Você não consegue entender o que digo? Pois se isso não é para ser entendido, é para ser vivido. E que Deus lhe permita nunca vivê-lo. Porque viver essa paz, é ser portador da síndrome do amargo fel, com a designação da abelha que sai pelo mundo distribuindo mel. Um paradoxo que,  mesmo sendo vivido, jamais poderá ser compreendido. 

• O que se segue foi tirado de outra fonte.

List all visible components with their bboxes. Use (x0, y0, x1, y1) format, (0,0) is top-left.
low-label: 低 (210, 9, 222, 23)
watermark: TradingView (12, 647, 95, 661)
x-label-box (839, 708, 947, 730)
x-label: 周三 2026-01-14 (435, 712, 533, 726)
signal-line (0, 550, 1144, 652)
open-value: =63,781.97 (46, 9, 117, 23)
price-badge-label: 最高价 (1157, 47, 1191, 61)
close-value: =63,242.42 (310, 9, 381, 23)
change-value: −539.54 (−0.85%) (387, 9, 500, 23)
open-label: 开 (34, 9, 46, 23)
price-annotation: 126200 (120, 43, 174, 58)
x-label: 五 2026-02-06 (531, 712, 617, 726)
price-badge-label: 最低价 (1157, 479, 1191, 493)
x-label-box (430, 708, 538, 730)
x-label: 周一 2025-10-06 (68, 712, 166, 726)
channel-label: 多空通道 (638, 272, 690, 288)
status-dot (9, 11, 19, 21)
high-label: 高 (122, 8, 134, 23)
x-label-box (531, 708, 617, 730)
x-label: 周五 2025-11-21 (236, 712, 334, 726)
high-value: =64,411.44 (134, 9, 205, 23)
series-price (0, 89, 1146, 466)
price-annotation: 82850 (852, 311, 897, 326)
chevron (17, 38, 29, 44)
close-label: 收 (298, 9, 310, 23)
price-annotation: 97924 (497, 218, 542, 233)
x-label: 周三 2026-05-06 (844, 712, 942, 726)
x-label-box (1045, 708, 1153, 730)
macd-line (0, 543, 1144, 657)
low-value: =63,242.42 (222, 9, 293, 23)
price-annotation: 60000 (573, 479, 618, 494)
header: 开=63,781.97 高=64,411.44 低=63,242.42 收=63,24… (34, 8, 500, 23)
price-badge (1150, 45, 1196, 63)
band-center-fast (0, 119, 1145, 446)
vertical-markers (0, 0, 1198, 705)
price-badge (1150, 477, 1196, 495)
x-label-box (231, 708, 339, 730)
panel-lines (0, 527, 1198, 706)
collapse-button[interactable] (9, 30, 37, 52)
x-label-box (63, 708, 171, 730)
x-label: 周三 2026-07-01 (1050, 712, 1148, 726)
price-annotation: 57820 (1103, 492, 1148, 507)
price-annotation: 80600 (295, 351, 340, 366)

Eu sou uma abelha que distribuo mel. De graça, comam  e bebam desse mel que tanto me foi cobrado. E que de graça, lhes ofereço.
 
Nesta manhã, eu quero apresentar os meus sentimentos aos familiares, e em especial ao Dr. Wilton Silva Longo e à dona Terezinha Longo, respectivamente, pai e avó do saudoso Dr. Wilton Silva Longo Filho, que na noite de ontem, aos 33 anos de idade,  deixou-nos a nós, os que ainda vivemos,  com a estranha sensação de que o mundo é o mesmo.  Mas nós ficamos menores. Mais carentes. Mais frágeis. Mais assustados. Mais perplexos. Mais necessitados da graça e da misericórdia de Deus.
 
Toko, Toquinho, que do céu lhe recebam os anjos e os amigos que você conquistou na terra, e agora são respeitáveis cidadãos do céu:  Eládio, Márcio, Paulo, Amarildo, Damásio, Rony, Claudinei, Gianechinni, Milton Frank, e os demais que seria impossível nomear, tão longa é a lista dos meninos que já foram.
 
Nós não fomos. Nós não fomos e ainda assim, já estamos indo. Sendo que alguns de nós, fomos, sem ter ido. Para esses últimos, o coração bate cansado, trôpego, melancólico, indeciso, mas ainda bate.
 
Estranhamente, ainda bate. 

* A foto mostra  Toquinho e a nossa querida Tatiane, irmã do Toquinho.